🤖 AI Summary
In claim verification, self-improvement methods suffer from erroneous reasoning contamination and performance degradation due to low-quality reasoning chains misaligned with binary truth labels. To address this, we propose a structured reasoning framework specifically designed for claim verification, comprising three stages: claim decomposition, entity analysis, and evidence-anchored verification. We introduce the first multi-granularity supervision signal design, incorporating structural correctness constraints into the self-improvement paradigm. Our approach integrates structured prompt engineering, phased fine-tuning (warm-up followed by self-improvement), and a dual-filtering mechanism based on both reasoning-chain quality and answer consistency. Evaluated on the HOVER dataset, our method achieves a 31.4% improvement over strong baselines and outperforms standard chain-of-thought approaches by 20.7%, significantly enhancing reasoning reliability and verification accuracy.
📝 Abstract
Claim verification is the task of determining whether a claim is supported or refuted by evidence. Self-improvement methods, where reasoning chains are generated and those leading to correct results are selected for training, have succeeded in tasks like mathematical problem solving. However, in claim verification, this approach struggles.
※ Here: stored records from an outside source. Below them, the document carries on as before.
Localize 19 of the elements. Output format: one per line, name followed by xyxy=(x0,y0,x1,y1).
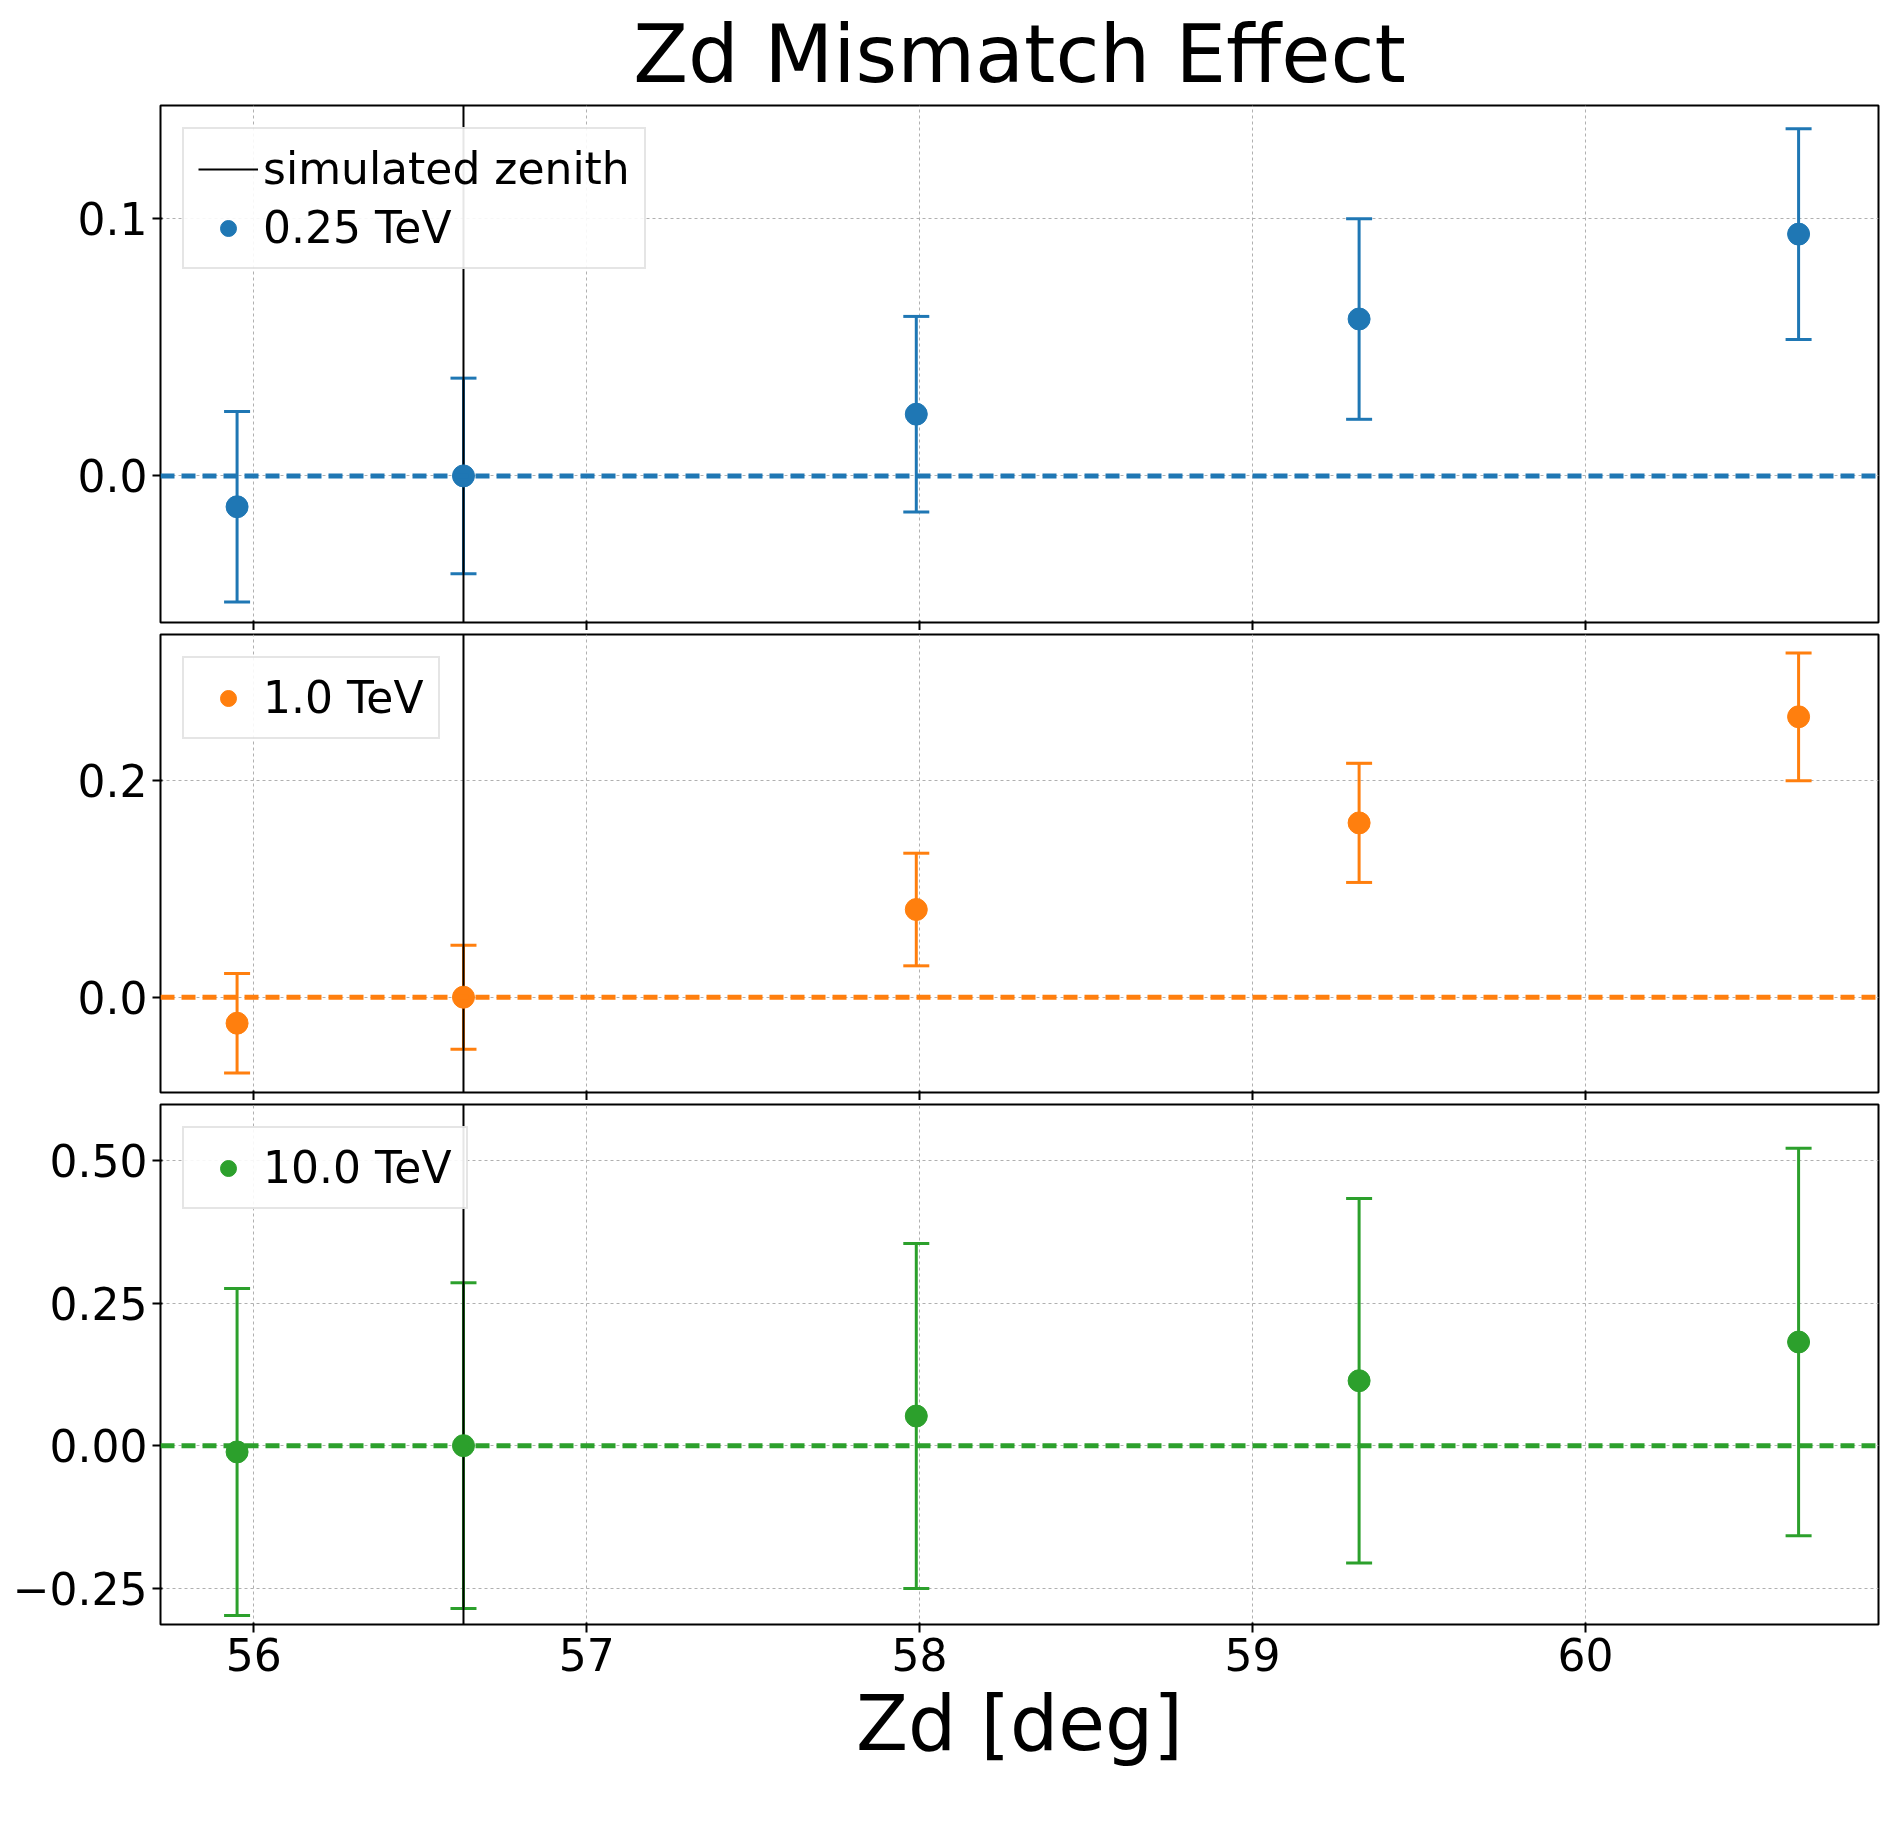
y-tick-label: 0.0 xyxy=(77,451,148,503)
legend-label: 10.0 TeV xyxy=(263,1142,452,1193)
x-tick-label: 60 xyxy=(1557,1629,1614,1681)
x-axis-title: Zd [deg] xyxy=(856,1678,1184,1768)
y-tick-label: 0.00 xyxy=(49,1421,148,1473)
x-tick-label: 58 xyxy=(891,1629,948,1681)
chart-title: Zd Mismatch Effect xyxy=(633,7,1406,101)
y-tick-label: 0.25 xyxy=(49,1278,148,1330)
y-tick-label: 0.1 xyxy=(77,194,148,246)
x-tick-label: 57 xyxy=(558,1629,615,1681)
y-tick-label: 0.0 xyxy=(77,972,148,1024)
y-tick-label: 0.2 xyxy=(77,756,148,808)
x-tick-label: 56 xyxy=(225,1629,282,1681)
y-tick-label: 0.50 xyxy=(49,1136,148,1188)
y-tick-label: −0.25 xyxy=(12,1563,148,1615)
legend-label: 0.25 TeV xyxy=(263,202,452,253)
x-tick-label: 59 xyxy=(1224,1629,1281,1681)
legend-label: 1.0 TeV xyxy=(263,672,424,723)
ref-line-label: simulated zenith xyxy=(263,143,630,194)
Low-quality reasoning chains may falsely match binary truth labels, introducing faulty reasoning into the self-improvement process and ultimately degrading performance. To address this, we propose STRIVE: Structured Reasoning for Self-Improved Verification. Our method introduces a structured reasoning design with Claim Decomposition, Entity Analysis, and Evidence Grounding Verification. These components improve reasoning quality, reduce errors, and provide additional supervision signals for self-improvement. STRIVE begins with a warm-up phase, where the base model is fine-tuned on a small number of annotated examples to learn the structured reasoning design. It is then applied to generate reasoning chains for all training examples, selecting only those that are correct and structurally sound for subsequent self-improvement training. We demonstrate that STRIVE achieves significant improvements over baseline models, with a 31.4% performance gain over the base model and 20.7% over Chain of Thought on the HOVER datasets, highlighting its effectiveness.